他真是搞不明白,苏禹为何会硬着头皮跟苏云章硬怼。
“孤能有什么办法?”
苏禹面带无奈,叹息道:“事实就摆在眼前,孤总归不能由着皇上的性子,让他们将户部的钱都给霍霍了?那朝廷明年还干活不干活?那天下百姓还活不活了?这事拖到最后,也是钱没了,孤受责罚。所以孤还不如直接受责罚,然后将钱给发下去了,这样最起码是将户部的钱给保住了。”
唐林同样十分无奈,“话虽如此,但是太子爷您怎么办啊?陛下今日可是将您监国权给废了!”
“爱废废呗。”
苏禹满不在乎道:“反正眼瞅着就要过年了,孤正好休息休息,过个好年。”
唐林苦笑道:“太子爷,您这心态倒是好。”
苏禹冷哼道:“孤若是心态不好,早就让他们给孤气死了,你以为孤这么多年是怎么过来的?”

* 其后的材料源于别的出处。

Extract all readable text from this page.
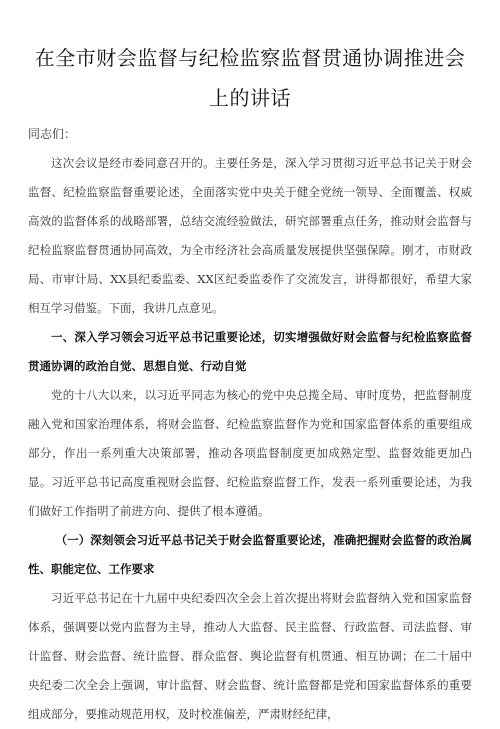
在全市财会监督与纪检监察监督贯通协调推进会上的讲话
同志们：

这次会议是经市委同意召开的。主要任务是，深入学习贯彻习近平总书记关于财会监督、纪检监察监督重要论述，全面落实党中央关于健全党统一领导、全面覆盖、权威高效的监督体系的战略部署，总结交流经验做法，研究部署重点任务，推动财会监督与纪检监察监督贯通协同高效，为全市经济社会高质量发展提供坚强保障。刚才，市财政局、市审计局、XX县纪委监委、XX区纪委监委作了交流发言，讲得都很好，希望大家相互学习借鉴。下面，我讲几点意见。

一、深入学习领会习近平总书记重要论述，切实增强做好财会监督与纪检监察监督贯通协调的政治自觉、思想自觉、行动自觉

党的十八大以来，以习近平同志为核心的党中央总揽全局、审时度势，把监督制度融入党和国家治理体系，将财会监督、纪检监察监督作为党和国家监督体系的重要组成部分，作出一系列重大决策部署，推动各项监督制度更加成熟定型、监督效能更加凸显。习近平总书记高度重视财会监督、纪检监察监督工作，发表一系列重要论述，为我们做好工作指明了前进方向、提供了根本遵循。

（一）深刻领会习近平总书记关于财会监督重要论述，准确把握财会监督的政治属性、职能定位、工作要求

习近平总书记在十九届中央纪委四次全会上首次提出将财会监督纳入党和国家监督体系，强调要以党内监督为主导，推动人大监督、民主监督、行政监督、司法监督、审计监督、财会监督、统计监督、群众监督、舆论监督有机贯通、相互协调；在二十届中央纪委二次全会上强调，审计监督、财会监督、统计监督都是党和国家监督体系的重要组成部分，要推动规范用权，及时校准偏差，严肃财经纪律，
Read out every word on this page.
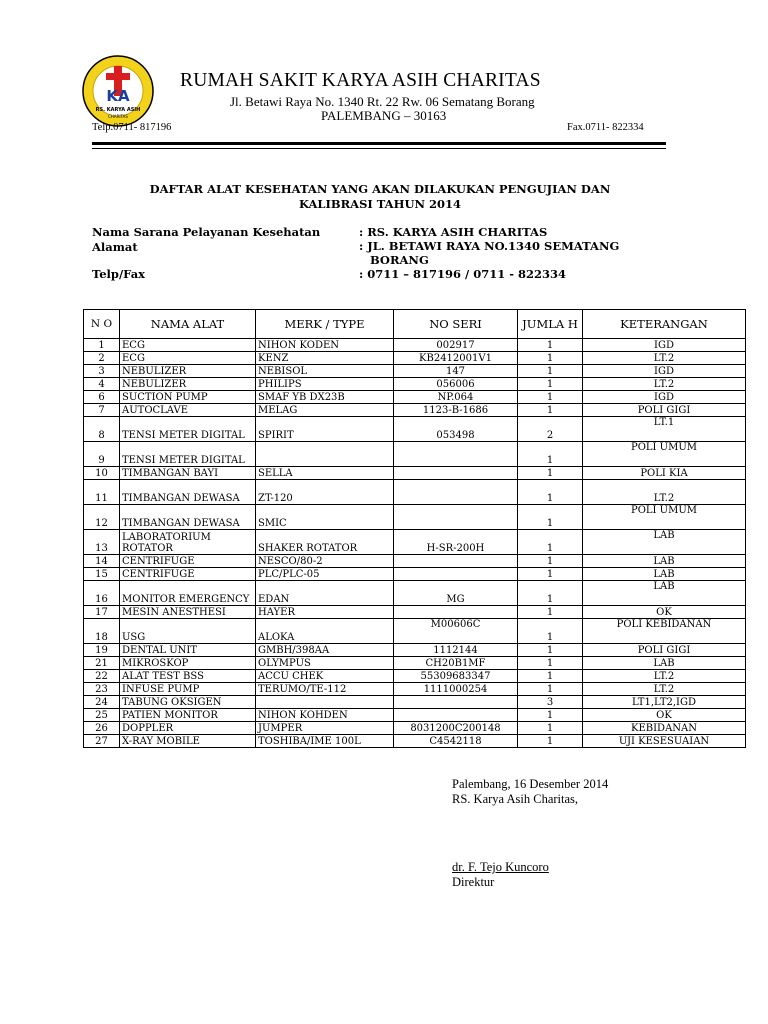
KA
RS. KARYA ASIH
CHARITAS
RUMAH SAKIT KARYA ASIH CHARITAS
Jl. Betawi Raya No. 1340 Rt. 22 Rw. 06 Sematang Borang
PALEMBANG – 30163
Telp.0711- 817196	Fax.0711- 822334
DAFTAR ALAT KESEHATAN YANG AKAN DILAKUKAN PENGUJIAN DAN
KALIBRASI TAHUN 2014
Nama Sarana Pelayanan Kesehatan	: RS. KARYA ASIH CHARITAS
Alamat	: JL. BETAWI RAYA NO.1340 SEMATANG
BORANG
Telp/Fax	: 0711 – 817196 / 0711 - 822334
N O	NAMA ALAT	MERK / TYPE	NO SERI	JUMLA H	KETERANGAN
1	ECG	NIHON KODEN	002917	1	IGD
2	ECG	KENZ	KB2412001V1	1	LT.2
3	NEBULIZER	NEBISOL	147	1	IGD
4	NEBULIZER	PHILIPS	056006	1	LT.2
6	SUCTION PUMP	SMAF YB DX23B	NP.064	1	IGD
7	AUTOCLAVE	MELAG	1123-B-1686	1	POLI GIGI
8	TENSI METER DIGITAL	SPIRIT	053498	2	LT.1
9	TENSI METER DIGITAL			1	POLI UMUM
10	TIMBANGAN BAYI	SELLA		1	POLI KIA
11	TIMBANGAN DEWASA	ZT-120		1	LT.2
12	TIMBANGAN DEWASA	SMIC		1	POLI UMUM
13	LABORATORIUM ROTATOR	SHAKER ROTATOR	H-SR-200H	1	LAB
14	CENTRIFUGE	NESCO/80-2		1	LAB
15	CENTRIFUGE	PLC/PLC-05		1	LAB
16	MONITOR EMERGENCY	EDAN	MG	1	LAB
17	MESIN ANESTHESI	HAYER		1	OK
18	USG	ALOKA	M00606C	1	POLI KEBIDANAN
19	DENTAL UNIT	GMBH/398AA	1112144	1	POLI GIGI
21	MIKROSKOP	OLYMPUS	CH20B1MF	1	LAB
22	ALAT TEST BSS	ACCU CHEK	55309683347	1	LT.2
23	INFUSE PUMP	TERUMO/TE-112	1111000254	1	LT.2
24	TABUNG OKSIGEN			3	LT1,LT2,IGD
25	PATIEN MONITOR	NIHON KOHDEN		1	OK
26	DOPPLER	JUMPER	8031200C200148	1	KEBIDANAN
27	X-RAY MOBILE	TOSHIBA/IME 100L	C4542118	1	UJI KESESUAIAN
Palembang, 16 Desember 2014
RS. Karya Asih Charitas,
dr. F. Tejo Kuncoro
Direktur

说着,他低声道:“你们就该干嘛干嘛,皇上正在气头上,谁给孤求情谁倒霉!孤昨晚一宿没睡,现在要回去补觉了!”
话落,苏禹直奔东宫而去。
“唉......”
唐林看着苏禹离去的背影,说不出的无奈,“这叫什么事啊!太子监国权说废就给废了?!”